Since the first industrial revolution of the late eighteenth century, rapid economic transformations have impacted traditional social structures and the natural environment. In China, the economic reforms beginning in the late 1970s brought more than 800 million people out of poverty. Rapid growth improved lives but also left its mark on local ecologies and the social fabric of communities. After China’s rise to become the world’s leading manufacturer in 2010, the country has charted its transition to producing high-tech manufactured goods and
consumer products and to becoming an exporter of capital, technology, and innovative brands.
Supplying the Globe surveys contemporary artists working across China and internationally in a variety of nontraditional media—from installations to performance and participatory projects—who portray the transformative effects of globalisation on the environment, workplaces, communities, and personal histories.
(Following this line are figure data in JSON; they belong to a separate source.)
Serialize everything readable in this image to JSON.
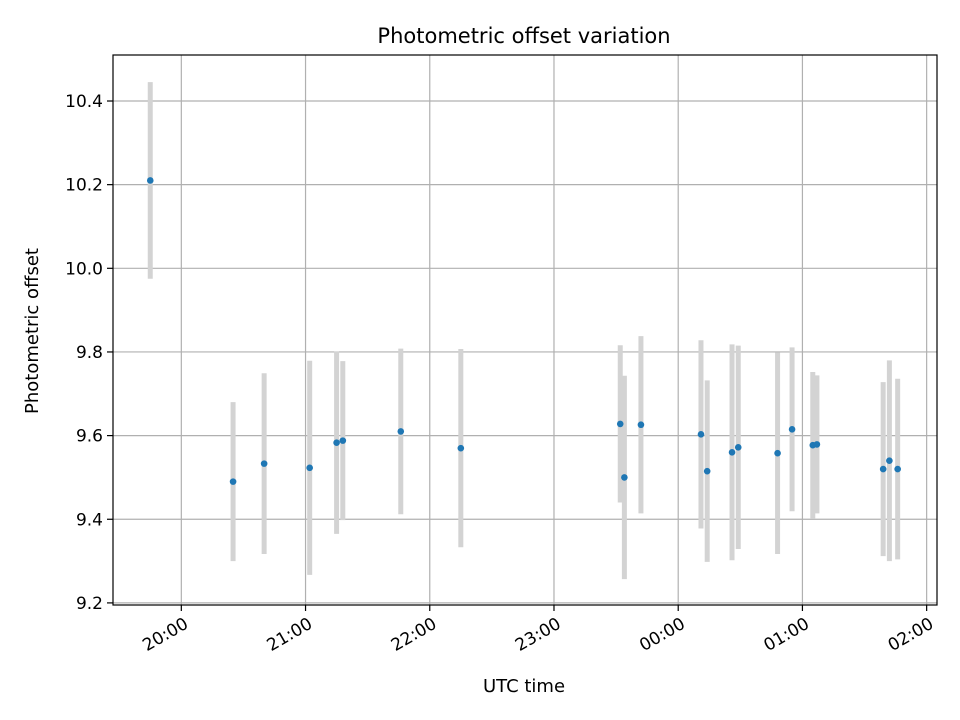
{
  "chart_data": {
    "type": "scatter",
    "title": "Photometric offset variation",
    "xlabel": "UTC time",
    "ylabel": "Photometric offset",
    "grid": true,
    "x_axis_type": "time",
    "xlim": [
      "19:27",
      "02:05"
    ],
    "ylim": [
      9.195,
      10.51
    ],
    "x_ticks": [
      "20:00",
      "21:00",
      "22:00",
      "23:00",
      "00:00",
      "01:00",
      "02:00"
    ],
    "y_ticks": [
      "9.2",
      "9.4",
      "9.6",
      "9.8",
      "10.0",
      "10.2",
      "10.4"
    ],
    "colors": {
      "point": "#1f77b4",
      "errorbar": "#d3d3d3",
      "grid": "#b0b0b0"
    },
    "points": [
      {
        "x": "19:45",
        "y": 10.21,
        "err": 0.235
      },
      {
        "x": "20:25",
        "y": 9.49,
        "err": 0.19
      },
      {
        "x": "20:40",
        "y": 9.533,
        "err": 0.216
      },
      {
        "x": "21:02",
        "y": 9.523,
        "err": 0.256
      },
      {
        "x": "21:15",
        "y": 9.583,
        "err": 0.218
      },
      {
        "x": "21:18",
        "y": 9.588,
        "err": 0.19
      },
      {
        "x": "21:46",
        "y": 9.61,
        "err": 0.198
      },
      {
        "x": "22:15",
        "y": 9.57,
        "err": 0.237
      },
      {
        "x": "23:32",
        "y": 9.628,
        "err": 0.188
      },
      {
        "x": "23:34",
        "y": 9.5,
        "err": 0.243
      },
      {
        "x": "23:42",
        "y": 9.626,
        "err": 0.212
      },
      {
        "x": "00:11",
        "y": 9.603,
        "err": 0.225
      },
      {
        "x": "00:14",
        "y": 9.515,
        "err": 0.217
      },
      {
        "x": "00:26",
        "y": 9.56,
        "err": 0.258
      },
      {
        "x": "00:29",
        "y": 9.572,
        "err": 0.243
      },
      {
        "x": "00:48",
        "y": 9.558,
        "err": 0.241
      },
      {
        "x": "00:55",
        "y": 9.615,
        "err": 0.196
      },
      {
        "x": "01:05",
        "y": 9.577,
        "err": 0.175
      },
      {
        "x": "01:07",
        "y": 9.579,
        "err": 0.165
      },
      {
        "x": "01:39",
        "y": 9.52,
        "err": 0.208
      },
      {
        "x": "01:42",
        "y": 9.54,
        "err": 0.24
      },
      {
        "x": "01:46",
        "y": 9.52,
        "err": 0.216
      }
    ]
  }
}
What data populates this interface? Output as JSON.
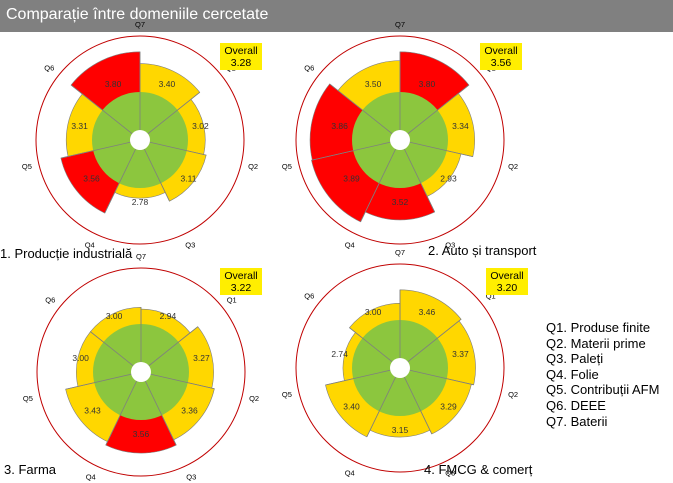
{
  "header": {
    "title": "Comparație între domeniile cercetate"
  },
  "colors": {
    "ring": "#c00000",
    "inner": "#8cc63e",
    "red": "#ff0000",
    "yellow": "#ffd700",
    "overall_bg": "#ffee00",
    "spoke": "#7f7f7f"
  },
  "legend": {
    "items": [
      "Q1. Produse finite",
      "Q2. Materii prime",
      "Q3. Paleți",
      "Q4. Folie",
      "Q5. Contribuții AFM",
      "Q6. DEEE",
      "Q7. Baterii"
    ]
  },
  "chart_data": [
    {
      "type": "radial-bar",
      "title": "1. Producție industrială",
      "overall_label": "Overall",
      "overall_value": "3.28",
      "axes": [
        "Q1",
        "Q2",
        "Q3",
        "Q4",
        "Q5",
        "Q6",
        "Q7"
      ],
      "values": [
        3.4,
        3.02,
        3.11,
        2.78,
        3.56,
        3.31,
        3.8
      ],
      "highlight": [
        "yellow",
        "yellow",
        "yellow",
        "yellow",
        "red",
        "yellow",
        "red"
      ]
    },
    {
      "type": "radial-bar",
      "title": "2. Auto și transport",
      "overall_label": "Overall",
      "overall_value": "3.56",
      "axes": [
        "Q1",
        "Q2",
        "Q3",
        "Q4",
        "Q5",
        "Q6",
        "Q7"
      ],
      "values": [
        3.8,
        3.34,
        2.93,
        3.52,
        3.89,
        3.86,
        3.5
      ],
      "highlight": [
        "red",
        "yellow",
        "yellow",
        "red",
        "red",
        "red",
        "yellow"
      ]
    },
    {
      "type": "radial-bar",
      "title": "3. Farma",
      "overall_label": "Overall",
      "overall_value": "3.22",
      "axes": [
        "Q1",
        "Q2",
        "Q3",
        "Q4",
        "Q5",
        "Q6",
        "Q7"
      ],
      "values": [
        2.94,
        3.27,
        3.36,
        3.56,
        3.43,
        3.0,
        3.0
      ],
      "highlight": [
        "yellow",
        "yellow",
        "yellow",
        "red",
        "yellow",
        "yellow",
        "yellow"
      ]
    },
    {
      "type": "radial-bar",
      "title": "4. FMCG & comerț",
      "overall_label": "Overall",
      "overall_value": "3.20",
      "axes": [
        "Q1",
        "Q2",
        "Q3",
        "Q4",
        "Q5",
        "Q6",
        "Q7"
      ],
      "values": [
        3.46,
        3.37,
        3.29,
        3.15,
        3.4,
        2.74,
        3.0
      ],
      "highlight": [
        "yellow",
        "yellow",
        "yellow",
        "yellow",
        "yellow",
        "yellow",
        "yellow"
      ]
    }
  ]
}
Focusing on locally rooted and often untold stories, the exhibition begins with a survey of the legacies of economic development on the natural and built environments before the national and global shifts toward more sustainable, twenty-first century green economies. It then portrays the stories of individual labourers from
industries and regions across the country, who reveal their personal narratives, networks of friendship, and family histories.
Throughout, these diverse perspectives on China and its diaspora map how people’s lives are intertwined with the transnational movement of goods, material, and cultures.
ZHANG Ruyi’s installation, Leaning (2022 / 2026), composed of broken chairs and sculptural cactus plants forming a demolition site, addresses fragility, survival and the traces left behind in rapidly changing cityscapes.
Broken chairs from a demolition site lean against each other alongside sculptural cactus plants—which are known for surviving in harsh conditions. With a sheer screen pierced with cactus spikes and tiled surfaces evoking urban textures, the installation is grounded in a language of quiet resilience. Adapting this work for the historic space of the F Hall Gallery, ZHANG Ruyi reflects on fragility, survival, and the traces left behind in rapidly changing cityscapes. The cactus becomes a symbol of endurance, while the scattered objects hint at lives once present.